Dok. istimewa (Jun/Diskominfo KS)
UNGARAN, KABARKS.COM – Bupati Semarang, H. Ngesti Nugraha, memimpin langsung aksi bersih-bersih di Taman Kanjengan, Alun-Alun Lama Ungaran, Selasa (24/2/2026) pagi. Aksi nyata pembersihan ruang terbuka hijau ini digelar dalam rangka memperingati Hari Peduli Sampah Nasional (HPSN) 2026.
Didampingi Sekretaris Daerah (Sekda) Djarot Supriyoto, jajaran pimpinan OPD, TNI, Polri, serta perwakilan dunia usaha, Bupati turun tangan memunguti sampah sebagai contoh nyata bagi masyarakat.
Dalam arahannya saat apel, Ngesti Nugraha menekankan pentingnya perubahan paradigma masyarakat terhadap sampah melalui pengelolaan berkelanjutan berbasis reduce, reuse, recycle (3R) dan penguatan ekonomi sirkular.
"Kuncinya adalah pengelolaan sampah sejak dari sumbernya. Saya mengajak seluruh warga berkomitmen memilah sampah mulai dari lingkungan tempat tinggal masing-masing," ujar Bupati di hadapan sekitar 200 peserta.
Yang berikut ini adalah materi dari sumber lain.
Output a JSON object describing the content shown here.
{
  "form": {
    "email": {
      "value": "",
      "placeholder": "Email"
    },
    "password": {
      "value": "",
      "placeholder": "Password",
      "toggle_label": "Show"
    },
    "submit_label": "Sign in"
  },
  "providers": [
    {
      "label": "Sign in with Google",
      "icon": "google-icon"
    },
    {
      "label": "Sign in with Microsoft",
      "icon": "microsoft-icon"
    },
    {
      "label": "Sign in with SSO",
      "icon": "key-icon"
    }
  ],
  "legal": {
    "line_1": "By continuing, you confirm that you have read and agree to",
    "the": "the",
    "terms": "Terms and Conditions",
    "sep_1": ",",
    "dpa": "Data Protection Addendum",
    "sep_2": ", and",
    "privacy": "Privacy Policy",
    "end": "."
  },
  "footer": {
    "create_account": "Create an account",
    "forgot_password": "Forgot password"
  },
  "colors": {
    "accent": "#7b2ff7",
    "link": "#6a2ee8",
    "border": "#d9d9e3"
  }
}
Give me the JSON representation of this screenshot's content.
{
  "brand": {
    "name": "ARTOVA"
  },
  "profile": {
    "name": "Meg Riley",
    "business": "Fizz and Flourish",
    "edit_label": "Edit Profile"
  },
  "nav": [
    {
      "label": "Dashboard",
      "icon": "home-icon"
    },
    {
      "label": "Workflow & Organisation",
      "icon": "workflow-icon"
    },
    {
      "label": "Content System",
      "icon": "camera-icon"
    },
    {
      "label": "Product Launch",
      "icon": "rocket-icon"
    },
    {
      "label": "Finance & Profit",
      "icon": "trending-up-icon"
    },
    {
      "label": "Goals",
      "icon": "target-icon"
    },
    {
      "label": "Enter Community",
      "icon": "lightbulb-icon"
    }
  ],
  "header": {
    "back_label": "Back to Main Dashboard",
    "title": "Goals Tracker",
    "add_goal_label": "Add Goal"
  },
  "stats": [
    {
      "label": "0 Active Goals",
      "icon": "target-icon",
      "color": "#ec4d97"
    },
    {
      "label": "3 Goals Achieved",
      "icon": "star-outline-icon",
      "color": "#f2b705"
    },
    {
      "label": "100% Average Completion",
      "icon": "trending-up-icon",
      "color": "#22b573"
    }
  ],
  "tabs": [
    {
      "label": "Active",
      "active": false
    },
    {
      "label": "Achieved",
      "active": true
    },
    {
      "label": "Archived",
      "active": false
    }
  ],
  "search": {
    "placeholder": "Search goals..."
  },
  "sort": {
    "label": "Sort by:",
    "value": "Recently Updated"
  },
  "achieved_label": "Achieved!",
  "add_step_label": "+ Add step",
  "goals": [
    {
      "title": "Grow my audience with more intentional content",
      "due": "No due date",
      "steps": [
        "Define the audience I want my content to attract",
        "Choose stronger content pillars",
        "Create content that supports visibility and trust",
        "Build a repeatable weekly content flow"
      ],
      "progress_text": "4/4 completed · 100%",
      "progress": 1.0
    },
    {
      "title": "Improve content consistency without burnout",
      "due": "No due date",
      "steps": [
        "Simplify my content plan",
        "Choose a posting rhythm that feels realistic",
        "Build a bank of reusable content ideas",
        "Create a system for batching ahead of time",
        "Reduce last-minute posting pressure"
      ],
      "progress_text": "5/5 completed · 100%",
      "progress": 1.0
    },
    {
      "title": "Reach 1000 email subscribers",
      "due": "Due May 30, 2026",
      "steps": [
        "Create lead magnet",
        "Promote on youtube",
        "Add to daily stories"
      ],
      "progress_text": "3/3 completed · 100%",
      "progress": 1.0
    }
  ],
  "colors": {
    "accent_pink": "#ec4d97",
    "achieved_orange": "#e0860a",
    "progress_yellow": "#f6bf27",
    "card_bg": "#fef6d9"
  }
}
Ngesti menilai tema HPSN 2026, yakni "Kolaborasi untuk Gerakan Nasional Indonesia ASRI (Aman, Sehat, Resik, dan Indah)", sangat relevan dengan visi daerah.
Menurutnya, persoalan sampah merupakan tanggung jawab kolektif lintas sektoral, bukan hanya pemerintah.
"Mulailah dari langkah sederhana: pilah sampah di rumah, kurangi plastik sekali pakai, dan manfaatkan kembali barang yang masih bernilai guna. Ini adalah tanggung jawab kita bersama untuk masa depan," tegasnya.
Pada kesempatan yang sama, Kepala Dinas Lingkungan Hidup (DLH) Kabupaten Semarang, Sri Utami Soewitodihardjo, menjelaskan bahwa gerakan serentak ini bertujuan memantik kesadaran publik secara luas.
"Gerakan ini melibatkan ASN, TNI, Polri, hingga sektor swasta untuk mendukung Gerakan Indonesia ASRI sekaligus meningkatkan partisipasi aktif masyarakat dalam menjaga kebersihan lingkungan secara mandiri," pungkas Sri Utami.